Dispersed and Conserved Hydrophobic Residues of HIV-1 Vif Are Essential for CBFβ Recruitment and A3G Suppression

CBF beta was recently found to be a key regulator of the ability of human immunodeficiency virus type 1 (HIV-1) Vif to overcome host antiviral APOBEC3 proteins. However, the detailed molecular requirements for the Vif-CBF beta interaction are still not clear. Here, we mapped the minimum Vif domain required for CBF beta binding. In terms of CBF beta binding, the Vif N terminus was very sensitive to deletions. We determined that the Vif fragment from residues 5 to 126 was sufficient to form a stable complex with CBF beta in vitro. We also observed that ionic interactions were not the main contributor to the interaction between Vif and CBF beta. Instead, hydrophobic interactions were important for maintaining the Vif-CBF beta complex, since it could be disrupted by nonionic detergent. Site-directed mutagenesis of conserved hydrophobic amino acids revealed novel residues in Vif that were important for CBF beta binding and APOBEC3 inactivation. At least part of the well-characterized HCCH domain (residues 108 to 139) was required to form a stable Vif-CBF beta complex. Thus, the HCCH motif may have a dual role in binding both Cul5 and CBF beta. Considering the importance of Vif in HIV-1 infection, this unique Vif-CBF beta interaction represents an attractive pharmacological intervention target against HIV-1. IMPORTANCE Vif-induced APOBEC3 protein degradation was the first host antiviral mechanism against HIV-1/simian immunodeficiency virus to be revealed, yet details regarding which proteins are degraded are not fully demonstrated.
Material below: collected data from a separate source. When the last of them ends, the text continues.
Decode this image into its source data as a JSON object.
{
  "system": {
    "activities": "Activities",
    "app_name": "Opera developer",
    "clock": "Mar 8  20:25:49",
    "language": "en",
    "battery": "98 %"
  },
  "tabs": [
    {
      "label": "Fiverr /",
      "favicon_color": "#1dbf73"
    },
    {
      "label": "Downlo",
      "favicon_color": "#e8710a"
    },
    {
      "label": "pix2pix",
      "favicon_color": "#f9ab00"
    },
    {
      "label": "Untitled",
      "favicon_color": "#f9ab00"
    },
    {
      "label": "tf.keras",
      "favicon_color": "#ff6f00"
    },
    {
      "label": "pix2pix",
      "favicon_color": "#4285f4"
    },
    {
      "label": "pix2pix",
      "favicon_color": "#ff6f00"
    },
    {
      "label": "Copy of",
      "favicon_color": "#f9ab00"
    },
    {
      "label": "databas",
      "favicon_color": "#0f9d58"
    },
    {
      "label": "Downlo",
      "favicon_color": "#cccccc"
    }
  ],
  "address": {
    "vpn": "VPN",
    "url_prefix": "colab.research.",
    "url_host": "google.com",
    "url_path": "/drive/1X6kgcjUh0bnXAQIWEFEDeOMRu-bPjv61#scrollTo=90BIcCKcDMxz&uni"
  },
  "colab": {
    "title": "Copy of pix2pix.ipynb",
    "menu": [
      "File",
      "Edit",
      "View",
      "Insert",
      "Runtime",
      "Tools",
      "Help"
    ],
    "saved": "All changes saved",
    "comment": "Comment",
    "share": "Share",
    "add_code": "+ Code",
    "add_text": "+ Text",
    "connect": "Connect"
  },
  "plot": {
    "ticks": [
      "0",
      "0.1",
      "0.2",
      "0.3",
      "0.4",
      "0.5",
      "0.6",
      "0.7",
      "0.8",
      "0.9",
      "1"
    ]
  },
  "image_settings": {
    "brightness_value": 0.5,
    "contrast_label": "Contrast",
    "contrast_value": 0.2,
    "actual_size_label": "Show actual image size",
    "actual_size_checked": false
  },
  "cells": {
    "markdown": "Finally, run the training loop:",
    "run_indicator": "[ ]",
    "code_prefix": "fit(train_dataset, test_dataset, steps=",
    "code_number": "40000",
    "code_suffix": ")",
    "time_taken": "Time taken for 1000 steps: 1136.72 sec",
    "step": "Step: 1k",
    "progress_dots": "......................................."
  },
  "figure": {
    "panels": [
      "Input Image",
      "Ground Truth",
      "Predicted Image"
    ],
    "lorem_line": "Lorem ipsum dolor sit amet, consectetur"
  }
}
Recently, host cellular factor CBF beta was found to be essential for Vif to function and promote viral infectivity. In this study, we present more critical information on the Vif-CBF beta interaction by revealing that hydrophobicity contributes the most to the Vif-CBF beta interaction and locating several novel hydrophobic sites (tryptophans and phenylalanines) that are conserved among Vif proteins from different lentiviruses and essential for Vif binding to CBF beta. Mutations on these sites result in a reduced/abolished Vif-CBF beta interaction, leading to the attenuated potency of Vif on both inducing the degradation of antiviral factors like APOBEC3G and promoting HIV-1 infectivity. Therefore, information from this study will help people to further understand how Vif acts against host antiviral mechanism, which is important for novel anti-HIV-1 drug development.